I read online here that I should set the driver and worker python to be the same, but they seem to be the same. What am i missing? should I set it up on the client? to the best of my knowledge the client is only serving a job to the driver, it should not affect the driver's python version, and evan if it does, I tried using python 3.5 with no luck...
edit: Tried setting the env variables using os.environ: I tried to add this to my python code
os.environ["PYSPARK_PYTHON"] = "/usr/bin/python3.5"

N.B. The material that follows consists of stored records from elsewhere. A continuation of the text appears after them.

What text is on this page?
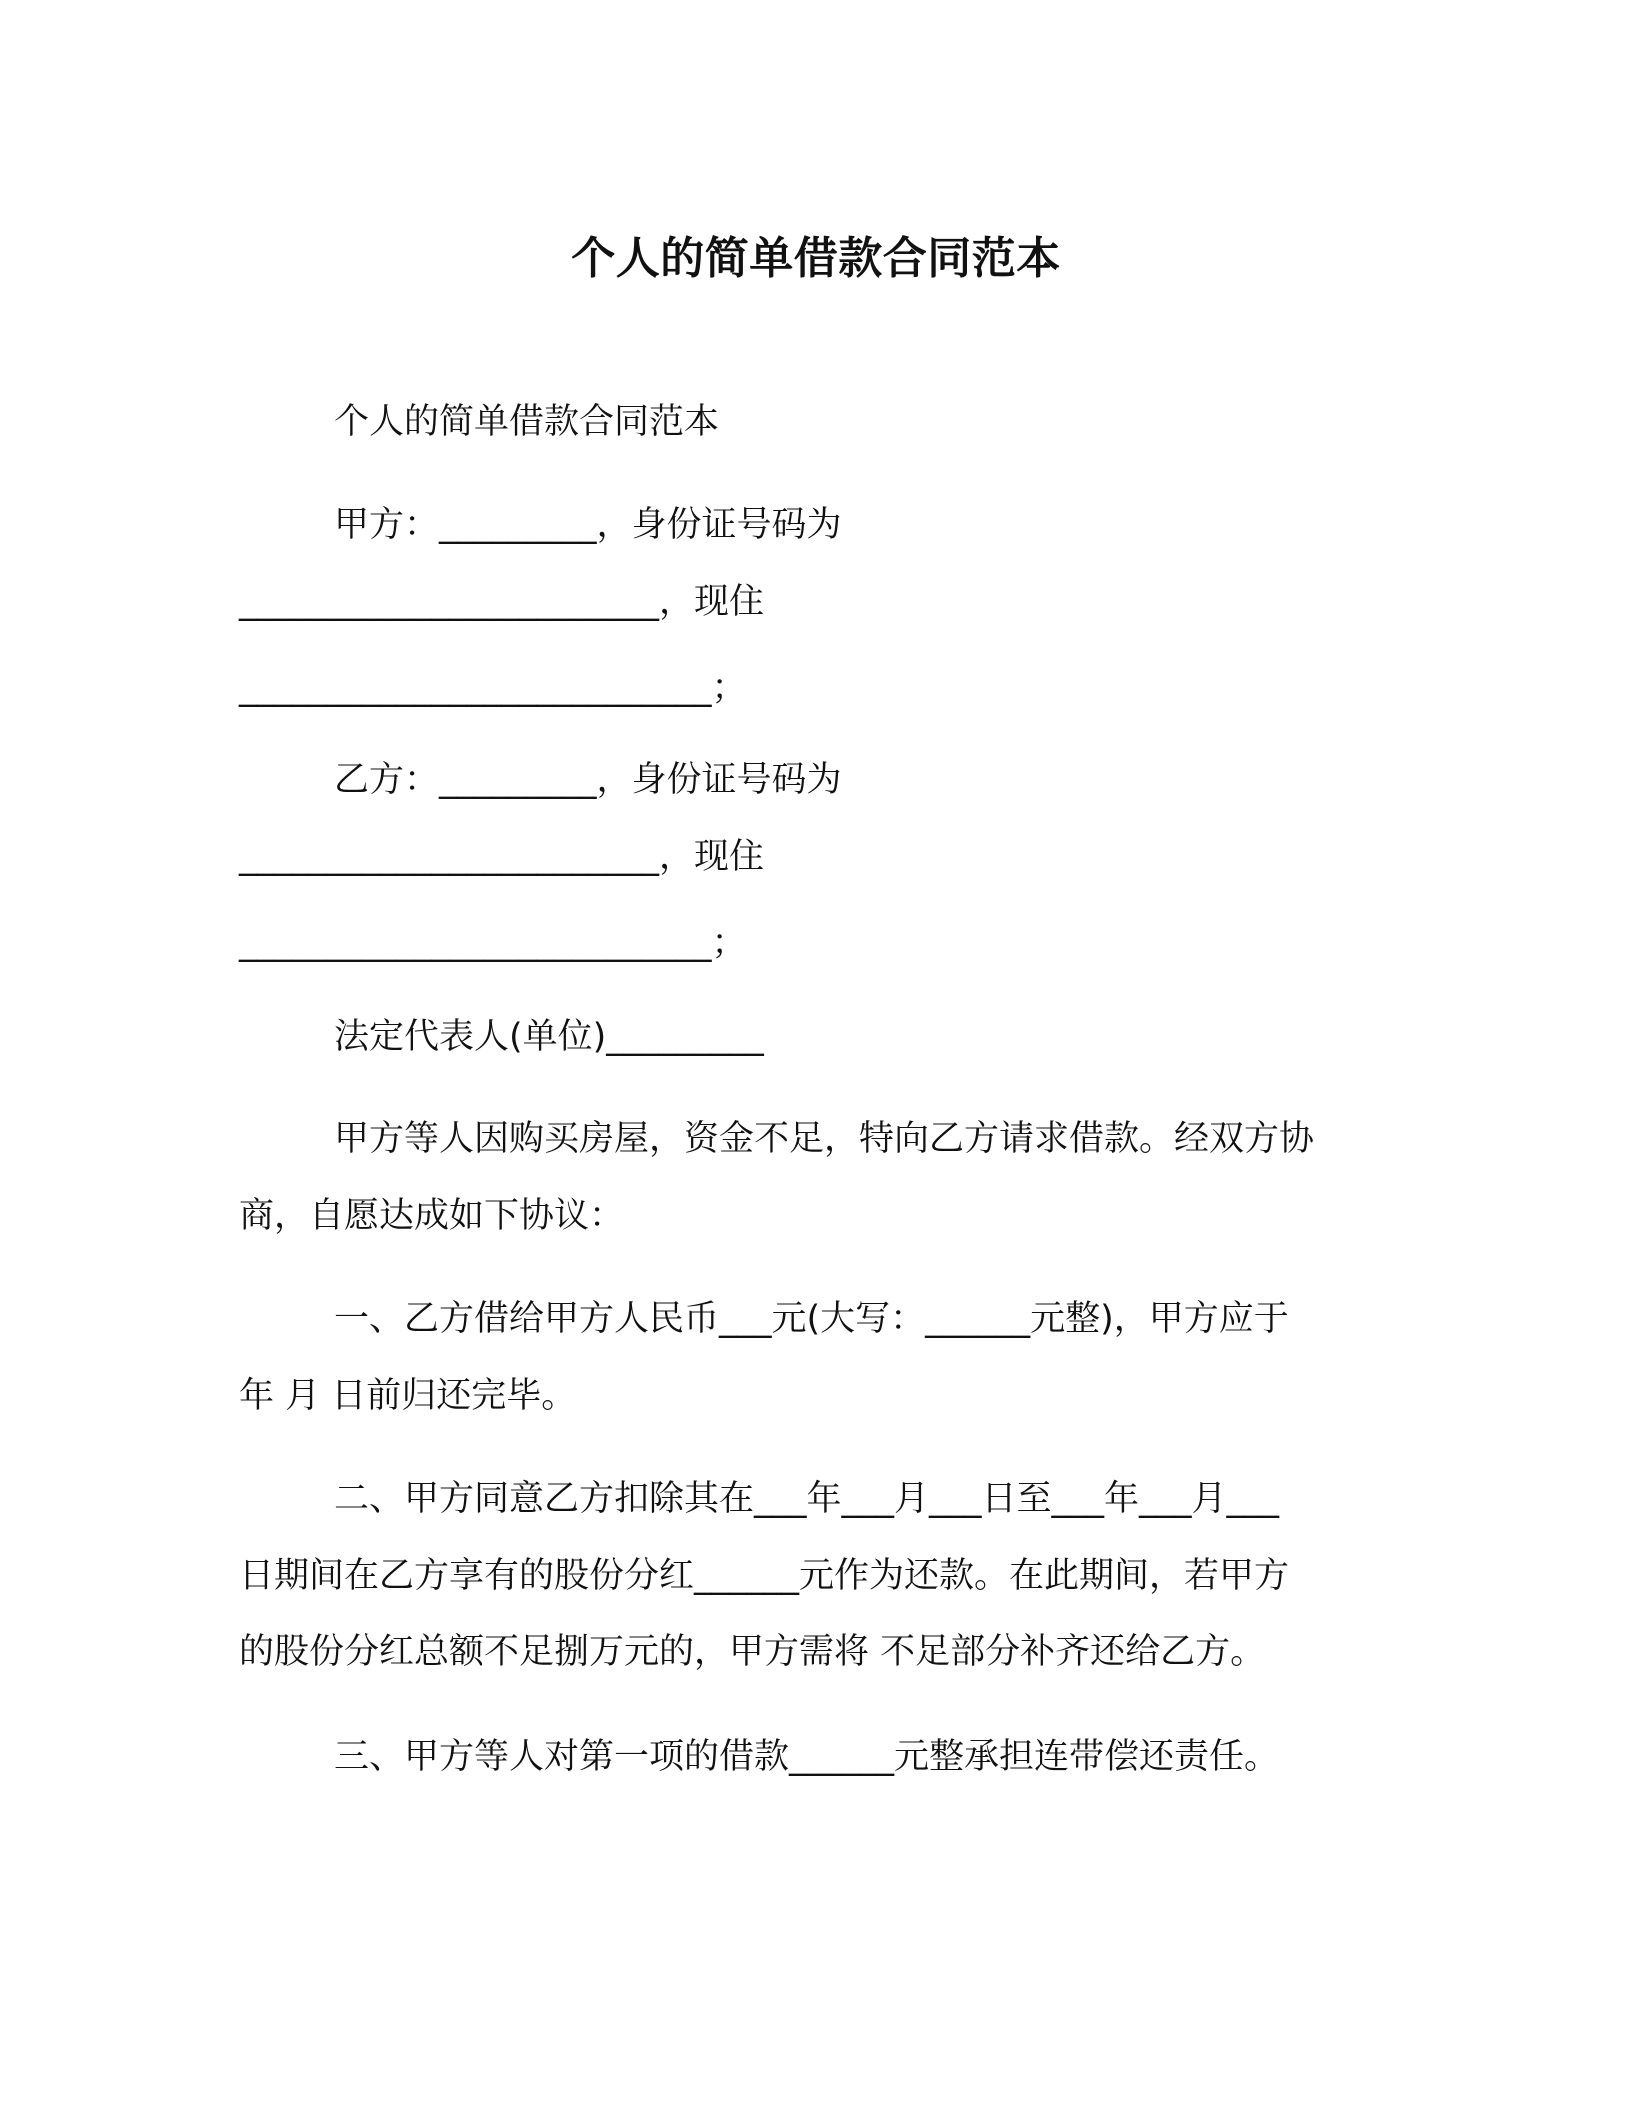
个人的简单借款合同范本

个人的简单借款合同范本

甲方：_________，身份证号码为

________________________，现住

___________________________；

乙方：_________，身份证号码为

________________________，现住

___________________________；

法定代表人(单位)_________

甲方等人因购买房屋，资金不足，特向乙方请求借款。经双方协

商，自愿达成如下协议：

一、乙方借给甲方人民币___元(大写：______元整)，甲方应于

年 月 日前归还完毕。

二、甲方同意乙方扣除其在___年___月___日至___年___月___

日期间在乙方享有的股份分红______元作为还款。在此期间，若甲方

的股份分红总额不足捌万元的，甲方需将 不足部分补齐还给乙方。

三、甲方等人对第一项的借款______元整承担连带偿还责任。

os.environ["PYSPARK_DRIVER_PYTHON"] = "/usr/bin/python3.5"
os.environ["PYSPARK_WORKER_PYTHON"] = "/usr/bin/python3.5"
Still getting the same error. Seems that when I tried adding a missing path, it did throw another error of
no such file or directory
I assume it means that this code does somehow run in the cluster but seems that it does not affect the actual problem.